MVD: A Multi-Lingual Software Vulnerability Detection Framework
Boyu Zhang, Triet H. M. Le, M. Ali Babar
TL;DR
The paper tackles the challenge of detecting software vulnerabilities across multiple programming languages by introducing MVD, a CodeBERT-based framework that jointly learns vulnerability patterns from six languages and supports incremental learning to extend to new languages. MVD uses a multi-class training objective and a hybrid FOLA loss to handle language-imbalanced data, while an incremental learning module with distillation preserves prior knowledge when adding new languages. Experimental results on a curated dataset of over 11K real-world vulnerabilities show substantial improvements over single-language baselines and demonstrate effective extension to new languages without eroding performance on existing ones.
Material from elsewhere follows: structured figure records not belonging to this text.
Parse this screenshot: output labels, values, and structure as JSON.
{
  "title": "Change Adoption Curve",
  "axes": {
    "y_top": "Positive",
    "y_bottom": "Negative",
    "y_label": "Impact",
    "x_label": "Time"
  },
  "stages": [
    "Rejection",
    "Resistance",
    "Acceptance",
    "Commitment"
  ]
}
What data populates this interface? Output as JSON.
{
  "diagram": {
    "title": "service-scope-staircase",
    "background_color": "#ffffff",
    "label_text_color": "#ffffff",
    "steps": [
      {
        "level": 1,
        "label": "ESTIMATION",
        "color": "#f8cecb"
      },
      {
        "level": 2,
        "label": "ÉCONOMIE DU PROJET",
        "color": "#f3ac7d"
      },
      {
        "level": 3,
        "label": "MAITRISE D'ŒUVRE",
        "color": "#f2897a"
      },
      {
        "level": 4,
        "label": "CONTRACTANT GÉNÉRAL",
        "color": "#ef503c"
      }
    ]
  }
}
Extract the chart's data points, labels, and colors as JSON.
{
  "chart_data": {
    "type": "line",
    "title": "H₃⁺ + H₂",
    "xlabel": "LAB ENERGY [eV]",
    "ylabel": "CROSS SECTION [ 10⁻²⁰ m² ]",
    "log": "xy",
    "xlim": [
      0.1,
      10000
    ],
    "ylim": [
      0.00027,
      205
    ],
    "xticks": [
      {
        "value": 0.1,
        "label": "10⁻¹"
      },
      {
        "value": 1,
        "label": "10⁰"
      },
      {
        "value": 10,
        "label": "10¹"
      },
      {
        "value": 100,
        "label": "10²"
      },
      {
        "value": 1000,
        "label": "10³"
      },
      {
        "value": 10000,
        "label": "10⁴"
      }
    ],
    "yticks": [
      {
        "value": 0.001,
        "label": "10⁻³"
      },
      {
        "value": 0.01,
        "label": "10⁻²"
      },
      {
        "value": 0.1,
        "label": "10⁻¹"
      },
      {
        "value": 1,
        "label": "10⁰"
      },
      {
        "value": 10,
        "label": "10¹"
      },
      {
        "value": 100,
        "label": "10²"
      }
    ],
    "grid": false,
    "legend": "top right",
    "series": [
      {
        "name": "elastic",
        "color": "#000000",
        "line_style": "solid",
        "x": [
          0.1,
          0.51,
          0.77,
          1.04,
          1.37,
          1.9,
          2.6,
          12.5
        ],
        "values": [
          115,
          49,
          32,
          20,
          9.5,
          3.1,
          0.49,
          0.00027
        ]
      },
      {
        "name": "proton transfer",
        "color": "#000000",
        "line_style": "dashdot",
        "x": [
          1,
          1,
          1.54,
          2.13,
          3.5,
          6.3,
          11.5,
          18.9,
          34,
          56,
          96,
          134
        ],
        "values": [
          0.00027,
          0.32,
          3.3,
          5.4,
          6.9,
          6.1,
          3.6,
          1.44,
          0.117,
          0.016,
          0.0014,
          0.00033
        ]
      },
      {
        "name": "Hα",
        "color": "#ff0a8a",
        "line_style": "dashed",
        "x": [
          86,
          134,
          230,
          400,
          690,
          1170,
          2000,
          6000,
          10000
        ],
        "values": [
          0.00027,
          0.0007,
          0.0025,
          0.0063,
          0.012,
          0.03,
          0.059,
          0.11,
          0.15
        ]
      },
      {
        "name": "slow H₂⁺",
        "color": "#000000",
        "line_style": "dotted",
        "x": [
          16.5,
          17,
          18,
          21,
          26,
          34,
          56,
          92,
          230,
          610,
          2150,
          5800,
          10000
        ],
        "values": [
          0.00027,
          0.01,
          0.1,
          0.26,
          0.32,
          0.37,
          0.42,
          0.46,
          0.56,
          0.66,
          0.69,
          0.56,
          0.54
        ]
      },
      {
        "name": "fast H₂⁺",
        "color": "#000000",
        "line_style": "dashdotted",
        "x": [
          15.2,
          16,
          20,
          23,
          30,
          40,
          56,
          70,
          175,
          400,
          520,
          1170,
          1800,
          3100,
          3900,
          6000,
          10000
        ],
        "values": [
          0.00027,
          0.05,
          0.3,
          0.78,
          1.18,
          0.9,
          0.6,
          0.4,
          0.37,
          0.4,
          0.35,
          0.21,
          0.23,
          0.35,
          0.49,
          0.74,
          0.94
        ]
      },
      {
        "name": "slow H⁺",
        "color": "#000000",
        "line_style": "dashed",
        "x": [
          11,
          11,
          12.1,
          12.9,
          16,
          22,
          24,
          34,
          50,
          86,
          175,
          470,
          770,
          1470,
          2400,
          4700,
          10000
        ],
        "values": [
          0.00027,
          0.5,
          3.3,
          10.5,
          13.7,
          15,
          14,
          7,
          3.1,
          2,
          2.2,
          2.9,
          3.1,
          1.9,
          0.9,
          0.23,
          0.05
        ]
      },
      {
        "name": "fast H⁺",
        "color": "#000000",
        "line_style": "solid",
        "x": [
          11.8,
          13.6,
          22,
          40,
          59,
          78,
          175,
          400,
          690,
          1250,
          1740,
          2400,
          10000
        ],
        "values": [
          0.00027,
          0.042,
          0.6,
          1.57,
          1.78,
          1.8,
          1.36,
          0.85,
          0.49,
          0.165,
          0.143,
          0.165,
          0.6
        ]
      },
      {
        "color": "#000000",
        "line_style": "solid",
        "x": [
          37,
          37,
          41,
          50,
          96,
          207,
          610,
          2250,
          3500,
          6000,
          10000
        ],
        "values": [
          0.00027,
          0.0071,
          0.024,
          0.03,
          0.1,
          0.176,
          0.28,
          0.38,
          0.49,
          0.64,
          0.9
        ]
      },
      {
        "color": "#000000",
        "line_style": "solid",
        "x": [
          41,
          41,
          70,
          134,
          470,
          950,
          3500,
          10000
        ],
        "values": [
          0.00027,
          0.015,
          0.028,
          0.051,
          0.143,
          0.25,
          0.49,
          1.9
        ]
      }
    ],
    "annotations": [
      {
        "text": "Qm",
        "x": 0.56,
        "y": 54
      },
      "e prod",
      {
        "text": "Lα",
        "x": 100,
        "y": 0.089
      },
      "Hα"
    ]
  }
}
The work advances practical vulnerability prediction for polyglot software ecosystems and provides data and code for future research.
Abstract
Software vulnerabilities can result in catastrophic cyberattacks that increasingly threaten business operations. Consequently, ensuring the safety of software systems has become a paramount concern for both private and public sectors. Recent literature has witnessed increasing exploration of learning-based approaches for software vulnerability detection. However, a key limitation of these techniques is their primary focus on a single programming language, such as C/C++, which poses constraints considering the polyglot nature of modern software projects. Further, there appears to be an oversight in harnessing the synergies of vulnerability knowledge across varied languages, potentially underutilizing the full capabilities of these methods. To address the aforementioned issues, we introduce MVD - an innovative multi-lingual vulnerability detection framework. This framework acquires the ability to detect vulnerabilities across multiple languages by concurrently learning from vulnerability data of various languages, which are curated by our specialized pipeline. We also incorporate incremental learning to enable the detection capability of MVD to be extended to new languages, thus augmenting its practical utility. Extensive experiments on our curated dataset of more than 11K real-world multi-lingual vulnerabilities substantiate that our framework significantly surpasses state-of-the-art methods in multi-lingual vulnerability detection by 83.7% to 193.6% in PR-AUC. The results also demonstrate that MVD detects vulnerabilities well for new languages without compromising the detection performance of previously trained languages, even when training data for the older languages is unavailable. Overall, our findings motivate and pave the way for the prediction of multi-lingual vulnerabilities in modern software systems.